Love and Holland, who played Falstaff and Hotspur, at Drury Lane, in 1762, played the Knight and the Prince of Wales, at the same house, two years subsequently. Nine years after this, the Garden found a Prince in Mrs. Lessingham, Shuter played Falstaff to her, but the travesty of the former character was only in a slight degree less incongruous than that made by Mrs. Glover, in the present century, who once, if not twice, played the fat knight, for her own benefit. For the next eight or nine years, the best Falstaff possessed by London was Henderson. He played the part first at Drury, and afterward at Covent Garden. Since Quin, there had been no better representative of Sir John; and even Palmer, in 1788, could not bring the town from its allegiance to “admirable Henderson.”
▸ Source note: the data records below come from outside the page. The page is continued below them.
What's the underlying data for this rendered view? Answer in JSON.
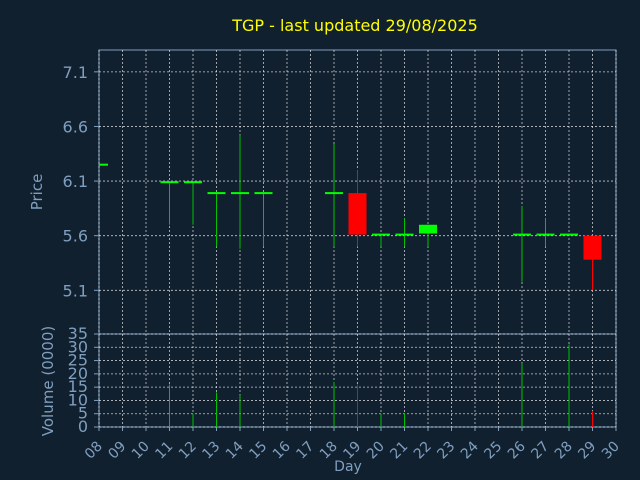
{
  "chart_data": {
    "type": "candlestick",
    "title": "TGP - last updated 29/08/2025",
    "price_axis": {
      "ylabel": "Price",
      "ylim": [
        4.7,
        7.3
      ],
      "ticks": [
        5.1,
        5.6,
        6.1,
        6.6,
        7.1
      ],
      "tick_labels": [
        "5.1",
        "5.6",
        "6.1",
        "6.6",
        "7.1"
      ]
    },
    "volume_axis": {
      "ylabel": "Volume (0000)",
      "ylim": [
        0,
        35
      ],
      "ticks": [
        0,
        5,
        10,
        15,
        20,
        25,
        30,
        35
      ],
      "tick_labels": [
        "0",
        "5",
        "10",
        "15",
        "20",
        "25",
        "30",
        "35"
      ]
    },
    "x_axis": {
      "xlabel": "Day",
      "xlim": [
        8,
        30
      ],
      "ticks": [
        8,
        9,
        10,
        11,
        12,
        13,
        14,
        15,
        16,
        17,
        18,
        19,
        20,
        21,
        22,
        23,
        24,
        25,
        26,
        27,
        28,
        29,
        30
      ],
      "tick_labels": [
        "08",
        "09",
        "10",
        "11",
        "12",
        "13",
        "14",
        "15",
        "16",
        "17",
        "18",
        "19",
        "20",
        "21",
        "22",
        "23",
        "24",
        "25",
        "26",
        "27",
        "28",
        "29",
        "30"
      ]
    },
    "grid": true,
    "colors": {
      "background": "#11202f",
      "title": "#ffff00",
      "axis_text": "#7f9fbf",
      "up": "#00ff00",
      "down": "#ff0000",
      "neutral_wick": "#00c000",
      "grid": "#ffffff"
    },
    "candles": [
      {
        "day": 8,
        "open": 6.25,
        "high": 6.25,
        "low": 6.25,
        "close": 6.25,
        "volume": 0
      },
      {
        "day": 11,
        "open": 6.09,
        "high": 6.09,
        "low": 5.7,
        "close": 6.09,
        "volume": 16
      },
      {
        "day": 12,
        "open": 6.09,
        "high": 6.09,
        "low": 5.7,
        "close": 6.09,
        "volume": 5
      },
      {
        "day": 13,
        "open": 5.99,
        "high": 5.99,
        "low": 5.5,
        "close": 5.99,
        "volume": 13
      },
      {
        "day": 14,
        "open": 5.99,
        "high": 6.52,
        "low": 5.48,
        "close": 5.99,
        "volume": 12
      },
      {
        "day": 15,
        "open": 5.99,
        "high": 5.99,
        "low": 5.5,
        "close": 5.99,
        "volume": 0
      },
      {
        "day": 18,
        "open": 5.99,
        "high": 6.44,
        "low": 5.5,
        "close": 5.99,
        "volume": 17
      },
      {
        "day": 19,
        "open": 5.99,
        "high": 6.2,
        "low": 5.5,
        "close": 5.61,
        "volume": 16
      },
      {
        "day": 20,
        "open": 5.61,
        "high": 5.61,
        "low": 5.5,
        "close": 5.61,
        "volume": 5
      },
      {
        "day": 21,
        "open": 5.61,
        "high": 5.76,
        "low": 5.5,
        "close": 5.61,
        "volume": 5
      },
      {
        "day": 22,
        "open": 5.62,
        "high": 5.7,
        "low": 5.5,
        "close": 5.7,
        "volume": 0
      },
      {
        "day": 26,
        "open": 5.61,
        "high": 5.87,
        "low": 5.18,
        "close": 5.61,
        "volume": 24
      },
      {
        "day": 27,
        "open": 5.61,
        "high": 5.76,
        "low": 5.5,
        "close": 5.61,
        "volume": 0
      },
      {
        "day": 28,
        "open": 5.61,
        "high": 5.61,
        "low": 5.61,
        "close": 5.61,
        "volume": 31
      },
      {
        "day": 29,
        "open": 5.6,
        "high": 5.6,
        "low": 5.1,
        "close": 5.38,
        "volume": 6
      }
    ]
  }
}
The Falstaffs of the present century, in the second part of this historical play, have not achieved a greater triumph than Henderson. Cooke, who played the obese cavalier, in 1804, was not equal to the part; and Fawcett, in 1821, when the play was revived, with another coronation pageant in honor of George IV., was farther from success than Cooke. The managers at this period were wiser than those who “got up” the play at the period of the accession of George III., for they retained Shallow and Silence, and never were the illustrious two so inimitably represented as, on this occasion, by Farren and Emery.
The chief Falstaffs of the “Merry Wives of Windsor” are Betterton (1704), Hulett (1732), Quin (1734), Delane, the young Irish actor (1743), of whom Garrick was foolish enough to be jealous; Shuter (1758), Henderson, who first played it at the Haymarket in 1777, and Lee Lewis in 1784. Bartley, Phelps, and a clever provincial actor, now in London, named Bartlett, have also played this character with great effect. The Falstaff of the last-named actor is particularly good.